PELOS ESCANINHOS DE MEMORIAL DO CONVENTO: REALIDADE & FICÇÃO[1]

Itana Leão, Aquilino Júnior,
Carmem Cristina, Gustavo Haun[2]

RESUMO

Em Memorial do Convento, o escritor português José Saramago realiza uma construção de uma narrativa baseada no cenário da história do império português, no reinado de Don João onde, a partir de personagens e fatos históricos, Saramago criou seu texto ficcional. Os textos documentais são correspondentes a Memorial do Convento no que se refere à construção do convento de Mafra, bem como as motivações do rei em construí-lo: ele resolve criar um imponente convento em função de uma promessa religiosa que o daria um herdeiro. Os personagens que compõem este romance nos comovem pela simplicidade e nos desperta a necessidade de repensar os acontecimentos e as figuras históricas à luz de uma nova realidade criada no presente e pressentida no futuro. Diante da obra na qual está sendo analisada julgamos que a escrita persegue uma preocupação com o ser humano, a sua miséria e a sua luta, as injustiças e os seus anseios, a sua grandeza e os seus limites.

Palavras-chave: literatura portuguesa, realidade, ficção, história, convento.

1. INTRODUÇÃO

José Saramago, escritor português que em 1969 filiou-se ao Partido Comunista devido aos acontecimentos políticos em novembro de 1975, em Portugal, abandonou os jornais e passou a ganhar a vida como tradutor de textos. Somente a partir do lançamento de “Memorial do Convento”, em 1982, é que passou a viver única e exclusivamente de literatura.
A partir de 1992, passou a morar em Lanzarote, ilha do arquipélago das Canárias; sua obra compreende: contos, romances, poesia, teatro e muitos ensaios.

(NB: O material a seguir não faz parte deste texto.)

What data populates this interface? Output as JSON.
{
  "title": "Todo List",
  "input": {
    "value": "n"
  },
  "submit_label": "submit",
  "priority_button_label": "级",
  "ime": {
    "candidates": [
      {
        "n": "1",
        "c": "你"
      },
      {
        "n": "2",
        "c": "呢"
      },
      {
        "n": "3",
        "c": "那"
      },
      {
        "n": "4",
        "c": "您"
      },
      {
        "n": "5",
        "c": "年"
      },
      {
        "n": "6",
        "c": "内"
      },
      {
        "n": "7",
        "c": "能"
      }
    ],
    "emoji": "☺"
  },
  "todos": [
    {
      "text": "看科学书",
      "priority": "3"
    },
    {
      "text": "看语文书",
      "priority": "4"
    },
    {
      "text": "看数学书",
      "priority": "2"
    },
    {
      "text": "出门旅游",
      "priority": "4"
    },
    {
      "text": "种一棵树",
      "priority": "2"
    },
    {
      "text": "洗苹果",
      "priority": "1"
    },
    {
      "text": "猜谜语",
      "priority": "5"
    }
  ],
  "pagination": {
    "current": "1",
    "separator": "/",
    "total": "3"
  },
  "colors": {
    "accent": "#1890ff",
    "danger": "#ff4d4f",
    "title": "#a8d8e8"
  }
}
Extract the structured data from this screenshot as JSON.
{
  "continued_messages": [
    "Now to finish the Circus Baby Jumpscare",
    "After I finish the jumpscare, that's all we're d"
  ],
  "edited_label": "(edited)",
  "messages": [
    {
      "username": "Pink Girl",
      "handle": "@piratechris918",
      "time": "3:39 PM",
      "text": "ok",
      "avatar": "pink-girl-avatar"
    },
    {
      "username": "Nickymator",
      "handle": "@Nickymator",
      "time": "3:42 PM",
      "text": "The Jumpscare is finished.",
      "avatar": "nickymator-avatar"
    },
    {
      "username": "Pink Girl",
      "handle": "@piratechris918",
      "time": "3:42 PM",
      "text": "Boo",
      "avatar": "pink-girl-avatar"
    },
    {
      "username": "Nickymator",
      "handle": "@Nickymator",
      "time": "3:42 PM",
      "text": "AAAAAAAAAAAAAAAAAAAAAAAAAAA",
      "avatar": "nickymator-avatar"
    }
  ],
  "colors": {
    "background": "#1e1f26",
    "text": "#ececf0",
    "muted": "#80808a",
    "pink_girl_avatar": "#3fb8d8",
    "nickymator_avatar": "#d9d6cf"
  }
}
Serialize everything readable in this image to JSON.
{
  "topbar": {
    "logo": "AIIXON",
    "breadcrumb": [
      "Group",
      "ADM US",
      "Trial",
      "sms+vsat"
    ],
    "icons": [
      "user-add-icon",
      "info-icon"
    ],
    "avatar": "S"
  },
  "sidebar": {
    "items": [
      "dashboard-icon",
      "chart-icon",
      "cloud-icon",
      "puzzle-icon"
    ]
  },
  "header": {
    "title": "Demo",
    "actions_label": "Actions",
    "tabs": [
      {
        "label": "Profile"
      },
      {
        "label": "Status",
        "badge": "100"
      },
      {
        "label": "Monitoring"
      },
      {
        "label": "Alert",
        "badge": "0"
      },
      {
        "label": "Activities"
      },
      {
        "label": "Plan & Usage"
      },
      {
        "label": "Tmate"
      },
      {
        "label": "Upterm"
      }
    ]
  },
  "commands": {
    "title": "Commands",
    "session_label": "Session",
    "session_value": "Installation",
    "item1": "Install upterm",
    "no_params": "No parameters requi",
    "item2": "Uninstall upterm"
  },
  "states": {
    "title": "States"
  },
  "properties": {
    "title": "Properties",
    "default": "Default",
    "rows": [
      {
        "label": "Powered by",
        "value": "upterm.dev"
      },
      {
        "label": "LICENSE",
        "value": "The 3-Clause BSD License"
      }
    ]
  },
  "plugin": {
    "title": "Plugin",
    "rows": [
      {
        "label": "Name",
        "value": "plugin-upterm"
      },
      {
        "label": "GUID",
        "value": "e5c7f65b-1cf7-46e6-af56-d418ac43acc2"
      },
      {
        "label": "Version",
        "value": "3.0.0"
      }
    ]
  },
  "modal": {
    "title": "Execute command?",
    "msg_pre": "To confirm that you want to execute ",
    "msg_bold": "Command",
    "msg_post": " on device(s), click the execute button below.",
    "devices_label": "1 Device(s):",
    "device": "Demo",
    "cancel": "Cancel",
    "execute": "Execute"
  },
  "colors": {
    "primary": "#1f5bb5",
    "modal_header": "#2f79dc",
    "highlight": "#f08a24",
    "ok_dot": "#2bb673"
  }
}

Um autodidata, José Saramago é extraordinariamente um fenômeno da literatura.
Não é difícil localizar a inspiração do real na obra Memorial do Convento já que o cenário da história é o império português no reinado de Don João, ou seja, a partir de personagens e fatos históricos Saramago cria seu texto ficcional.
Memorial do Convento é o romance que o tornou célebre, é um texto multifacetado e plurissignificativo que tem ao mesmo tempo uma perspectiva histórica e social, a inteligência e a riqueza de imaginação do escritor são expressas na obra de forma intensa e reveladora. Buscamos neste artigo localizar em Memorial do Convento as relações entre o fictício e o imaginário propostas por Iser. Contudo, uma das questões presentes nessa novela é a fronteira entre a história e a ficção. Saramago em seu argumento traduz-se numa estratégia narrativa vinculada com o plano da história, com o plano da ficção da história e com o plano do fantástico, que funcionam através da oposição ao mundo retratado como elemento fundamental.
Enfim, a realidade histórica encontra-se enleada nas teias da ficção e mais claramente no surreal, quando os fatos históricos relatados pelo autor são cruzados com elementos meta-empíricos possibilitando ao homem a capacidade de penetrar no interior dos humanos.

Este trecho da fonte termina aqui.